Patient discharge challenges

Despite the benefits of case management, several challenges remain. A 2022 study in Health Affairs found that communities with more primary care physicians and nursing home beds had lower 30-day hospital readmission rates. In contrast, areas with more home health agencies and nurse practitioners saw higher readmission rates — possibly due to fragmented care and high staff turnover.

Additional studies have shown that people with unmanaged chronic conditions or limited caregiver support have a higher risk for readmission. Socioeconomic factors such as lack of transportation, limited access to follow-up care, and medication affordability can also hinder recovery after discharge. Variability in post-acute care quality contributes to different outcomes across facilities and regions.
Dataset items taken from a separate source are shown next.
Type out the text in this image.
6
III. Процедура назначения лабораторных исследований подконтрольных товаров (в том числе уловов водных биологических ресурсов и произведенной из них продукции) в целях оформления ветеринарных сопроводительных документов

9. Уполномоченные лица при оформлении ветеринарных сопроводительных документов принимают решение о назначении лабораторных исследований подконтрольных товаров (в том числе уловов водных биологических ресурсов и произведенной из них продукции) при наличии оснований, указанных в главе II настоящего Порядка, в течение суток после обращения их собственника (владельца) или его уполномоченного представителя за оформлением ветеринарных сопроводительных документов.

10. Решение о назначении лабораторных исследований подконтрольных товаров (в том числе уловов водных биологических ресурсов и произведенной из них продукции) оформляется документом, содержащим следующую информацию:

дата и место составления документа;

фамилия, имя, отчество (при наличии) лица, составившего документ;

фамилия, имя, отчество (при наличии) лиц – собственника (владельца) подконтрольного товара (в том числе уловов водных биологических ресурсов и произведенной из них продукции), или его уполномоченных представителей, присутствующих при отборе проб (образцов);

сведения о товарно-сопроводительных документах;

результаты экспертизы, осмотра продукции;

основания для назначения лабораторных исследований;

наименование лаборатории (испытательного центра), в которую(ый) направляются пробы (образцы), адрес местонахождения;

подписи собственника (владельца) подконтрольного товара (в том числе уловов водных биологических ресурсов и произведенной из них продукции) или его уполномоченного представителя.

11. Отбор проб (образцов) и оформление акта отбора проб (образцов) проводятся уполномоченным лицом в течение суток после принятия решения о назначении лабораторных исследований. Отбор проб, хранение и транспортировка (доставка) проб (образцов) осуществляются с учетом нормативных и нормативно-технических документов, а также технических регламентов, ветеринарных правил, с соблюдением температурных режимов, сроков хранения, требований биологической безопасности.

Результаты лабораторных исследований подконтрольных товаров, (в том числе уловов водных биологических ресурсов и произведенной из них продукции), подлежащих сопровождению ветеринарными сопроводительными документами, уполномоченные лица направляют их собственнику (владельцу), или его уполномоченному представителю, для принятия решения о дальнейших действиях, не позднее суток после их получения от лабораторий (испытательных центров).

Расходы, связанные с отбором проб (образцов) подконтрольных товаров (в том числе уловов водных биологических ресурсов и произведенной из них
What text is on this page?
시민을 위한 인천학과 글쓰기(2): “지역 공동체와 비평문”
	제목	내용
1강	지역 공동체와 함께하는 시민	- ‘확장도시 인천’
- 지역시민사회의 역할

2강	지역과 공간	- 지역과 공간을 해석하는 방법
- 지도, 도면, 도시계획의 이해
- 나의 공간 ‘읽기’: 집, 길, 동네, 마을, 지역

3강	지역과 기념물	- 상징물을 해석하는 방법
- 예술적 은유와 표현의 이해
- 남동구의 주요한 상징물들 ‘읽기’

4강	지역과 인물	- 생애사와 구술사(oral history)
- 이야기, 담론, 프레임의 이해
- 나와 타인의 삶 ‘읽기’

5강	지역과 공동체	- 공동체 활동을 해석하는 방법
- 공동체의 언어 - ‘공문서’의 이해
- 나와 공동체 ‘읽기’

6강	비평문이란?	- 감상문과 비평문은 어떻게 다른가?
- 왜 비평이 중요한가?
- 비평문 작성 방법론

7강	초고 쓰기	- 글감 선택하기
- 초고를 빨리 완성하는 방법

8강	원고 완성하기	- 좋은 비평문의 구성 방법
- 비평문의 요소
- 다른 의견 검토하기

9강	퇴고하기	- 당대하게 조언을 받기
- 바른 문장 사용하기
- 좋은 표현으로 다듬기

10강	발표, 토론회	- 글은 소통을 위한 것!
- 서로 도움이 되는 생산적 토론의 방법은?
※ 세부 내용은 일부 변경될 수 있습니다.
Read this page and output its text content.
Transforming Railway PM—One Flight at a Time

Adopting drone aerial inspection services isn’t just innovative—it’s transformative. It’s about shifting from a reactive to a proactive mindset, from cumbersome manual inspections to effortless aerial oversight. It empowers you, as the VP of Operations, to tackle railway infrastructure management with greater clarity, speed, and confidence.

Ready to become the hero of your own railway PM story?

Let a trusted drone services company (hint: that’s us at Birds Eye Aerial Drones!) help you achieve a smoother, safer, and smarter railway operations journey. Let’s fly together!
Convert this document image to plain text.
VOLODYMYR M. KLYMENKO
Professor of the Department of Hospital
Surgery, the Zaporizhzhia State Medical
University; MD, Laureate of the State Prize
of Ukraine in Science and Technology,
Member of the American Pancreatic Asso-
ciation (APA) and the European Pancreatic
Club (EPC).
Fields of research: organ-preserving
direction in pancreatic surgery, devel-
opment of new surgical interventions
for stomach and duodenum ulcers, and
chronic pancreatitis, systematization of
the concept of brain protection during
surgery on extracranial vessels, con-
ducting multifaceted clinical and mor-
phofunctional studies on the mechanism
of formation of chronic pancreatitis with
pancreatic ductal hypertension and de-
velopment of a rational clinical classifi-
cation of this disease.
Hospitals and policymakers are increasingly looking at neighborhood-level data and patient-reported outcomes to better understand the barriers patients face after leaving the hospital. And efforts to reduce readmissions continue to focus on the areas with a proven track record: care coordination, discharge processes, and post-discharge support.

If you know you’re having a procedure or have multiple health conditions, start researching potential care facilities beforehand,” Morley says. “Don’t wait for a crisis moment to make these critical decisions. I’m 59 years old. If anything happened to me and I needed to go to a rehab, I can tell you exactly the rehabs that I have selected that are in my insurance plan.” 

Learning how the process works is step one.